A research project conducted at the University of Bern, led by Dr. Martin S. Zinkernagel, Dr. Denise C. Zysset-Burri and Prof. Dr. Dr. Sebastian Wolf, has demonstrated that the composition of the intestinal microbiome in patients with AMD, compared to controls, indicates an enrichment of certain microbial genera. The finding may open a significant field of research and therapeutic development if the observations lead to opportunities for beneficial modification of the microbiome to alter the course of the retinal pathology. AMD is the leading cause of vision loss in those 50 years and older and represents a significantly active area of research for many clinical and pharmaceutical research teams worldwide. The full paper, entitled: “Association of the Intestinal Microbiome with the Development of Neovascular Age-Related Macular Degeneration”, is published in the Nature open access online journal, Scientific Reports, 7:40826, DOI: 10.1038/srep40826.
The current research performs a relatively straight-forward comparative analysis between two groups of patients, with and without clinical diagnoses of AMD, and asks the question to what degree, if any, do intestinal microbial organisms within each group differ. As it is well established that the intestinal gut flora plays a significant role in digestion, and by extension the metabolism of the host, it thus stands to reason that different gut flora may modify human metabolism, including the metabolism associated with several pathologies. To test this hypothesis the Swiss research team isolated the intestinal microbial flora from the two sets of patients and identified the “metagenome” – the genetic sequence of the full set of genes from each microbial sample – to determine if those with and without AMD differed in terms of their microbial “signature”. While the patient numbers were relatively small, the data demonstrated that patients with AMD had an enrichment of Oscillibacter, Anaerotruncus, Eubacterium ventriosum and Ruminococcus, while patients without AMD showed an enrichment for Bacteroides eggerthii. Caution will need to be exercised to avoid an interpretation of “guilt by association”, and thus further research to capture larger numbers and greater statistical power is now underway.

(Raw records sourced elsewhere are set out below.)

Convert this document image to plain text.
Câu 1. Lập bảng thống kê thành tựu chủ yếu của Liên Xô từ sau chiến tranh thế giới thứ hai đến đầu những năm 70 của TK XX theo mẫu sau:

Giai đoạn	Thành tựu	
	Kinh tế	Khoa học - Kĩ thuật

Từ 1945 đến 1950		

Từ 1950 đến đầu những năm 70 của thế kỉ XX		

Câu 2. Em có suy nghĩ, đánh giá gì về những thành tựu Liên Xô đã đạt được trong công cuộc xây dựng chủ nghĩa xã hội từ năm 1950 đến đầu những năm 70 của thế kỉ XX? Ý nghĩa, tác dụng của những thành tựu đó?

Initial analysis of the microbial genera and species, associated with and without AMD, have high-lighted some interesting observations in respect of long chain fatty acid metabolism, glutamate degradation and arginine biosynthesis, all potentially relevant to the pathology of AMD. In addition, the AREDS formulation and the bioavailability of its components are likely to be affected by the microbial composition providing at least one mechanistic pathway in which an intervention to the microbiome may be engineered to alter the availability of protective nutrients and anti-oxidants. While the research results represent an early pilot study approach, the initial findings provide exciting opportunities for multiple avenues of research, not least of all in the testing of relatively simple strategies in animal models to determine if modification of the gut flora might modify the course of AMD.